Thursday, May 8, 2008

Putting yourself out there

One of the benefits of posting your genealogy information online is that you get lots of neat mail. Someone wrote to me today to say her ancestors worked with my grandparents back in 1920 at the Mount Holly Inn in Baltimore, Maryland. (Of course the place burned to the ground in a huge fire in December 1920, but don't be blaming my grandfather, alright? I'm sure he had a decent alibi.) She thanked me for pointing out some sources where she might get a photo of the hotel.

I get mail daily from genealogists around the world seeking more details or asking for help regarding family members they've found in my surname database. A guy in New Zealand wrote me last year because he was writing a book about steamship stewardesses in the South Pacific and was interested in the correspondence my grandfather received from a young lady back in the 1910-1917 period.

Grandpa had a bunch of girlfriends and they all wrote him often. He stashed those love letters away and my aunt somehow got ahold of them and squirreled them away. It wasn't until she died that her sister found the letters and shared them with the rest of us.

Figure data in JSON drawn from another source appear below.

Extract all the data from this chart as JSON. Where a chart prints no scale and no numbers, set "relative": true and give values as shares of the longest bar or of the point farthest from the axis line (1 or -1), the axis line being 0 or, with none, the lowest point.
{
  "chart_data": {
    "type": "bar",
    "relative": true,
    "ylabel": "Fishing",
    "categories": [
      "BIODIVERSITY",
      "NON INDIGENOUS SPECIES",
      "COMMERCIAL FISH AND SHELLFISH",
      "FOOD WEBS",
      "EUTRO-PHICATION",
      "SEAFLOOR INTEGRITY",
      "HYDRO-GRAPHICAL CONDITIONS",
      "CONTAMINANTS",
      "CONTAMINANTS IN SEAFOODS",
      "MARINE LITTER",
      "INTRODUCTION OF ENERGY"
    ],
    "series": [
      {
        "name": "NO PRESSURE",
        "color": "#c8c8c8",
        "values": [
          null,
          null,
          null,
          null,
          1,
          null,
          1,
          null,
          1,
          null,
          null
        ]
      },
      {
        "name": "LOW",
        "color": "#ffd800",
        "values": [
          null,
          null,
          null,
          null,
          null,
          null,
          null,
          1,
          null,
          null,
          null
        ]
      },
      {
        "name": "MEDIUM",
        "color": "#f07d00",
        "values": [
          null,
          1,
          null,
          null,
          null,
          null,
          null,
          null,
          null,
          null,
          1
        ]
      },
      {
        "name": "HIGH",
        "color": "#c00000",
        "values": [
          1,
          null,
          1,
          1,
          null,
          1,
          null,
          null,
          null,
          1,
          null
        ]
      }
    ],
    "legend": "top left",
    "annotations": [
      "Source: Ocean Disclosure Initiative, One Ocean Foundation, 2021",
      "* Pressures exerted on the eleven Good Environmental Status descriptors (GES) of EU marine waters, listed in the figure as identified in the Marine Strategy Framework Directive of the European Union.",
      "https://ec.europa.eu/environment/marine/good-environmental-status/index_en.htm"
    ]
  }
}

I hope you find a wonderful little stash of old letters like these and take the time to read and transcribe them. (You'll find links to my grandfather's history and correspondence on my genealogy home page to the right on this page.)

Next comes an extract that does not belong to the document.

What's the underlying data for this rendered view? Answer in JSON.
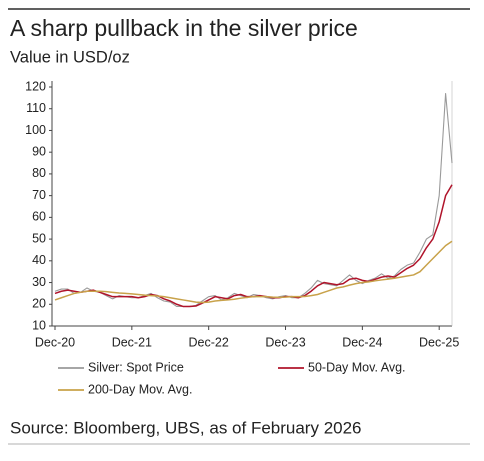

Online genealogy research is a combination of finding sources and putting your data out there for people to find. I encourage you to write a brief history of the family and upload it. Make a simple family tree using Family Treemaker software and upload the data for free to Rootsweb WorldConnect. It will get sucked into the Ancestry pay service database and you'll have both free users of Rootsweb and paid subscribers of Ancestry picking through your ancestors day and night. They'll write to you, so be nice to them and have fun.